Friday, May 16, 2008

Money & Business

USN Current Issue

It's Not Just Owners

Think you're safe? Caveat renter

Posted December 13, 2007

You don't have to own a house to get into trouble in the mortgage mess.

Take Rachel Muñoz and her family. They face eviction from their Denver-area home after their landlord skipped out without telling them the house was about to be foreclosed on. Last week, Muñoz took out the trash and found a "demand for possession" notice tacked outside the garage.

"Now my 5-year-old daughter thinks Santa isn't going to find her because we have to move out," she says.

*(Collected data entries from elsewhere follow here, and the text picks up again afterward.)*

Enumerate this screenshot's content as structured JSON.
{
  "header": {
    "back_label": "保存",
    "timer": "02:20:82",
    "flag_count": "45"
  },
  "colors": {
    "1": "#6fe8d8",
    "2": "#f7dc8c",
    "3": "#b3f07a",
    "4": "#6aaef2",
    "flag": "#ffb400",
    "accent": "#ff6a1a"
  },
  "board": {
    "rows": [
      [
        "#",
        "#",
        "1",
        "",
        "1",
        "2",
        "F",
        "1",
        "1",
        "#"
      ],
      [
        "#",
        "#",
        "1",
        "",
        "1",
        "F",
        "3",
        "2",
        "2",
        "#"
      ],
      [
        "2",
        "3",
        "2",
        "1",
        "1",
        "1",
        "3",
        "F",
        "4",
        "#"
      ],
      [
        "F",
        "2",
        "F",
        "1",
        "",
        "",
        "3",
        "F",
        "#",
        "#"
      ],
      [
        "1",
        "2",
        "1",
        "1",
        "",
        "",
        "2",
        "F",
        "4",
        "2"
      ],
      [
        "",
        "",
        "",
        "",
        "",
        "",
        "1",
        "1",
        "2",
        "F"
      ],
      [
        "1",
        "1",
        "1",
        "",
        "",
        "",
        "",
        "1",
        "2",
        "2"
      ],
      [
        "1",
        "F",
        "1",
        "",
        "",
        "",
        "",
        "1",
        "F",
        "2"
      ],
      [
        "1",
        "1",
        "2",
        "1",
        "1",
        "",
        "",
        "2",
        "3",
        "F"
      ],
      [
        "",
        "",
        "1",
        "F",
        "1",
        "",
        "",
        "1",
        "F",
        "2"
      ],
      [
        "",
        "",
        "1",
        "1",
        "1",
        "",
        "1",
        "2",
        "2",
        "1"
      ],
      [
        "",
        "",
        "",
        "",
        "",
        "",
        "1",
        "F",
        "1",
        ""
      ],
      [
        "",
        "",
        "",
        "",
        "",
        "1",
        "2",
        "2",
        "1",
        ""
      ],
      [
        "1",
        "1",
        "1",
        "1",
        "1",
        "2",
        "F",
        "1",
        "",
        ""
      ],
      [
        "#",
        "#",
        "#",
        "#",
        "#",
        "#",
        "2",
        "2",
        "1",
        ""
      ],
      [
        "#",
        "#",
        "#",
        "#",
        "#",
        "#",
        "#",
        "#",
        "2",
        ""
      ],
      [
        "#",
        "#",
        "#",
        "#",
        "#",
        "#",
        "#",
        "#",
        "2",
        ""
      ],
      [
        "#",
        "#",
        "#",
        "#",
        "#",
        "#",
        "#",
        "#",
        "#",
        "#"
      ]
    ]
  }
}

The Mortgage Bankers Association says 1 in 7 of the 1 million-plus foreclosures expected this year are of non-owner-occupied properties—about 145,000 homes. The problem could be worse: Some investors sought to lower their mortgage rates by falsely promising they would live in the houses.

No rights. If a lease has been recorded with the county clerk, renters may have the right in some states to buy a property before ownership passes back to the bank. "But most people are just tenants-at-will," says real-estate attorney Oliver Frascona, "which means they're out of there."

Muñoz had hoped to buy her house and even lined up a mortgage. But calls to the bank's attorneys weren't returned, and the real-estate agent handling the property now says she has to move out before the bank will even consider an offer.